My mother dipped a bunch of cotton threads in oil, lit the tip and placed it on a small copper bowl. The priest asked me to sprinkle the powder, one colour at a time, on a sacred spot while he chanted prayers. I found myself getting restless. A desire to confront this illogical practice rose inside me, but I worked with my frustration to find my centre. I reminded myself that, in general, I needed to be more patient in life.
Then, I was struck by the artistic display laid out by the priest and my mother: the small, colourful mounds and the flickering light were pleasant to look at. The whole setting – the tree, the morning air, the people praying – provided a serene ambience. Conflicting with this was my restive nature.

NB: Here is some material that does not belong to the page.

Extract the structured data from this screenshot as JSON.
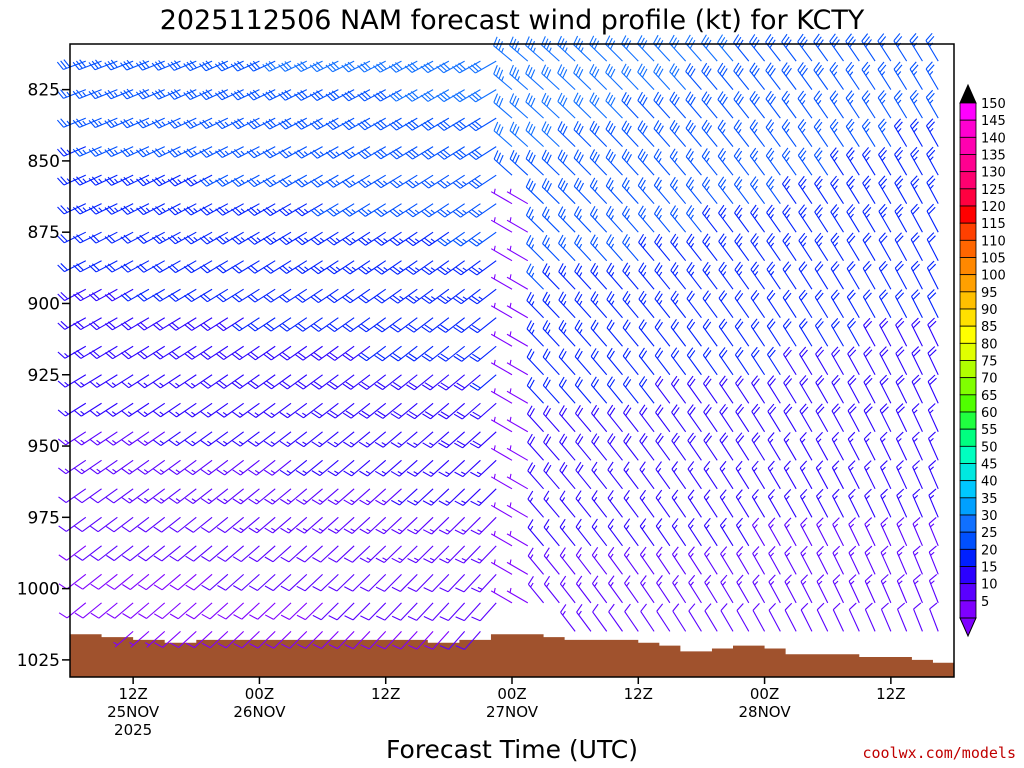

This model, this practice that is intricately tied to Nepal’s sociocultural life, illustrates my belief that art has the potential to enrich one’s life. I also reflected on my work with Jess Linton, trying to find concrete ways to connect art therapy more seamlessly with Nepali society.
Art therapy refers to two things that must happen simultaneously, I realised: practice and conversation. The temple ritual I participated in was largely practice-based, but it lacked conversation. I did not talk to my mother or the priest about what I was thinking or feeling. I can think of similar dynamics within families and communities, who merely follow traditional rituals because they are supposed to, without understanding it properly or engaging in a critical discussion of the practice. Even regarding traditional forms of artistic practice, there is a lack of vibrant mainstream discourse. Government institutions and art councils merely hold celebratory art openings, without engaging young students, teachers and artists in reflective conversations. As a result, people either have misconceptions or a limited understanding of what art exactly is. Just as I did not share my appreciation of the display at the temple with my mother, or the fact that I was experiencing conflicting thoughts and emotions, benefits that could arise from viewing artwork are not explicitly discussed in Nepali society. More importantly, practices around art and therapy have not been formalised within educational and professional institutions.
As these ideas are not openly embraced by society, and these practices not formalised within a professional setting, the chance for qualitative discussion has been lost, and misconceptions regarding artistic disciplines linger. Such patterns, fossilised over decades, have severely limited multidimensional investigation and learning around therapy, as well as art.
Clearly, Nepal’s education sector is one of several areas that needs a thorough overhaul. Even within education, curriculum is one among other aspects – teacher evaluation, teaching methodology, accountability – that requires improvement. But one must start somewhere. In this small pilot programme, I was fortunate to collaborate with educators and sponsors holding similar beliefs. We will continue with that belief – that art works.